感じの良い笑みを浮かべた革鎧を着た背の低い男性武人が、屈強な武人たちをかきわけて前へと出てきて、軽く頭を下げると出て行った。

「マルハナーン!メボラと共に一時間後に火薬部隊を連れて、ここから南四キロの帝国軍遊撃部隊の陣地に夜襲をかけろ!お前らも軽装でいって、派手に襲い掛かり、陣地を適当に焼いたら、大きく迂回して、背後からこっちに戻って来い!」

坊主の頭に傷のある屈強な老人と、頬に深い火傷痕の老獪そうな中年女性が頷くと、テントから出ていった。

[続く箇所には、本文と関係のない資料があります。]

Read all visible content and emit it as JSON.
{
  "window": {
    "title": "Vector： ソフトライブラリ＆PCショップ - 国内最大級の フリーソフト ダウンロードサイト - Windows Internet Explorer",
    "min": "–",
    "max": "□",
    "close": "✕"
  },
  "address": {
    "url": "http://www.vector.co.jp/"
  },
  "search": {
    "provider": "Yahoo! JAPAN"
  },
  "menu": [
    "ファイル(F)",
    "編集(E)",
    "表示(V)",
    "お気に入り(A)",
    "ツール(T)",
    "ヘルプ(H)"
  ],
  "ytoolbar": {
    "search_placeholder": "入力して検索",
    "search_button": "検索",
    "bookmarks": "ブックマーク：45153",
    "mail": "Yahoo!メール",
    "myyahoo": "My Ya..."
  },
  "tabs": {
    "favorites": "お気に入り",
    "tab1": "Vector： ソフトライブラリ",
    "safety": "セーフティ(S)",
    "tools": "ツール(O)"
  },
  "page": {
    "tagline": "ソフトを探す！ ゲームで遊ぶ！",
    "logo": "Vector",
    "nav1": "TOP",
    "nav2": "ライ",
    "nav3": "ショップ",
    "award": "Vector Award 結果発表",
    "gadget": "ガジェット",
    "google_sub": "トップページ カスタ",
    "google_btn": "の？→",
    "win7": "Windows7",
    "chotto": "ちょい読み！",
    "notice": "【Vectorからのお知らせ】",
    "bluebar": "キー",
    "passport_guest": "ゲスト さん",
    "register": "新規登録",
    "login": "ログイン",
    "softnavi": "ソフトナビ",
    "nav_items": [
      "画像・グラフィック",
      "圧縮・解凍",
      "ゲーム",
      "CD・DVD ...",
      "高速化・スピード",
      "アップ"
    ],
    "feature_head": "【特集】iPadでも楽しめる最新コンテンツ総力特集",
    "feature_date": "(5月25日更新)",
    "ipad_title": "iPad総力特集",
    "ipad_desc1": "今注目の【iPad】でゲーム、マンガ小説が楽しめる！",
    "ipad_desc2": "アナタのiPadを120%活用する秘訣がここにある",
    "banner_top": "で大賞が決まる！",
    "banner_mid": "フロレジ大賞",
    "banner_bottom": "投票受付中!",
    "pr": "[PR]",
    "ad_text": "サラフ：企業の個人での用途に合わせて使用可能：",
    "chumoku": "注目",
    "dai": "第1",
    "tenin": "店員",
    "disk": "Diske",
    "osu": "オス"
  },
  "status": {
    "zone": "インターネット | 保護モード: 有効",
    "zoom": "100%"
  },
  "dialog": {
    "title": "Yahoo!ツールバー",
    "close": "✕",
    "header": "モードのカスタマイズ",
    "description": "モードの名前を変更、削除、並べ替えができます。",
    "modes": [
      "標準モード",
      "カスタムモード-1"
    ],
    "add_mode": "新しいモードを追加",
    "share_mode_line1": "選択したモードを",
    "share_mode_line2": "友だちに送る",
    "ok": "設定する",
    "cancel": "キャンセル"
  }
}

天然パーマの女性は頭をくしゃくしゃにしながら涙目でぐるっと辺りを見回すと

「並みの帝国将なら、この釣り出しに絶対に引っかからんが相手はあのアラナバル大佐だ!この本陣の兵力が少ないとみて、即座に長城内の門を開き主力部隊で、逆襲を仕掛けてくるだろう!陣地の前面の柵内に重装兵を並べつつ、側面から奇襲を受けないために偵察を五倍にして、陣地左右側面に放て。後方は、帝国魔法部隊がなぜか壊滅したので、偵察は必要ない!さらにオースタニア軍魔法兵団を重装兵の背後に並べ我らの陣地前面を、やつらの墓場にしてやれ!!」

地鳴りのような歓声を武人たちは上げほぼ全員、一斉に外へと出ていった。

女性はまた頭を抱えてテーブルの地図を並べ

駒を置き換えながら、小さな声で

「……というところまで、賢いアラナバルは軽く読んでくるだろうから恐らく、逆襲してくる帝国兵の数は少ないはずだ。ただし、陣地内の士気を下げないために襲撃自体はやらざるを得ない。うー……その辺のバランス感覚を鑑みると、あいつなら……多分全兵力の一割にも満たない二千程度だろうな……。やつのこれまでの経歴的に、絶対に兵を大きく損ねるような迂闊なことはしない……帝国で大きな兵団の統括をするということは、政治的な読みも必要だからだ。ただ、こちらに帝国軍を壊滅させかねない策があるということを見せつけること自体が、牽制になり、膠着状態を深めさせる。そうですよね?スベン様……」

などとまた一人でブツブツと呟きだした。